Même territorialement limitée, l’expédition du Prince Noir fut ressentie, en France, comme un acte de guerre caractérisé. Mais si encore la chose pouvait se concevoir de la part d’un ennemi, comment expliquer que le comte d’Armagnac, lieutenant du roi en Languedoc, qui avait les moyens d’intervenir, observa une passivité coupable ? En vain, le connétable jacques de Bourbon, descendu de Limoges avec des troupes, le pressa de se joindre à lui.

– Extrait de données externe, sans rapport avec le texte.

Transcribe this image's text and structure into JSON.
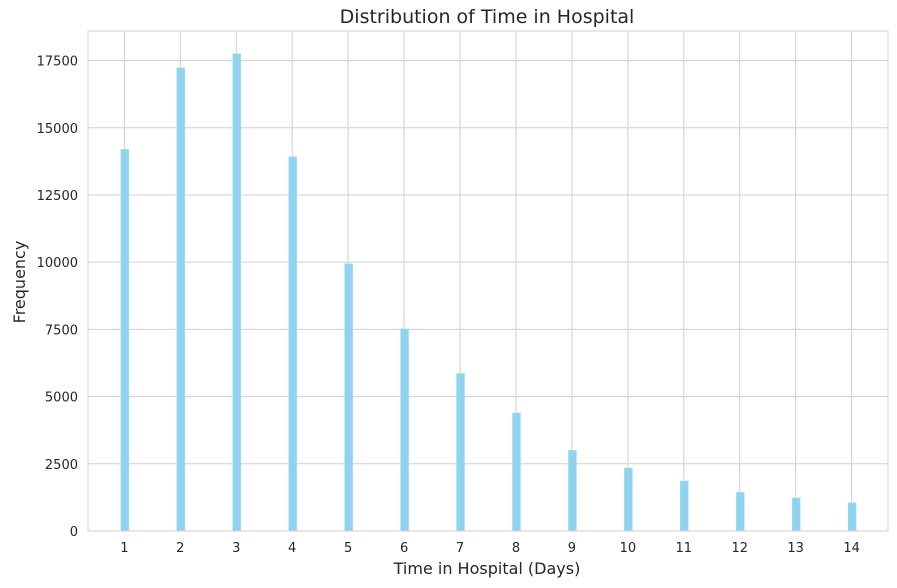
{
  "chart_data": {
    "type": "bar",
    "title": "Distribution of Time in Hospital",
    "xlabel": "Time in Hospital (Days)",
    "ylabel": "Frequency",
    "categories": [
      1,
      2,
      3,
      4,
      5,
      6,
      7,
      8,
      9,
      10,
      11,
      12,
      13,
      14
    ],
    "values": [
      14200,
      17230,
      17750,
      13920,
      9940,
      7520,
      5860,
      4390,
      3000,
      2340,
      1860,
      1440,
      1230,
      1050
    ],
    "xlim": [
      0.35,
      14.65
    ],
    "ylim": [
      0,
      18600
    ],
    "yticks": [
      0,
      2500,
      5000,
      7500,
      10000,
      12500,
      15000,
      17500
    ],
    "grid": true,
    "bar_color": "#8fd3ee",
    "bar_edge_color": "#a9dff3"
  }
}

Outre de cette neutralité suspecte, ce courageux soldat préféra renoncer aux prérogatives de sa charge et offrit au roi de France, jean II le Bon, sa démission de l’office de connétable.
 
Source : L’expédition du Prince Noir en 1355 eut son « observateur », un chevalier du nom de Thomas de la More, venu d’Angleterre en même temps que le fils d’Edouard III. De retour dans son pays, en 1357, ce chevalier confia ses notes à un clerc de Swinbrook, petit village du comté d’Oxford, Geoffroy Le Baker, qui les mit en forme et en fit un récit cohérent. Ce texte eut par la suite plusieurs copies et fut même traduit en français. Quant à l’original, il est aujourd’hui à la Bibliohèque Bodléienne, à Oxford, répertorié sous le n° 761. 
Références livresques: Trésors cachés de l’Aude (éd. Bélisane, 2000), par Jarnac (Pierre) et Ménard (Jean) ; Santi (L. de) « L’expédition du Prince Noir en 1355, d’après le Journal d’un de ses compagnons », in Mémoires de l’Académie des Sciences, Inscriptions et Belles-Lettres de Toulouse, t. V, 1904 ; Deloncle-Béziat (Jehanne) Montréal de l’Aude, cité médiévale. Sa présence dans l’histoire du Languedoc, jusqu’à la Révolution française, 1991.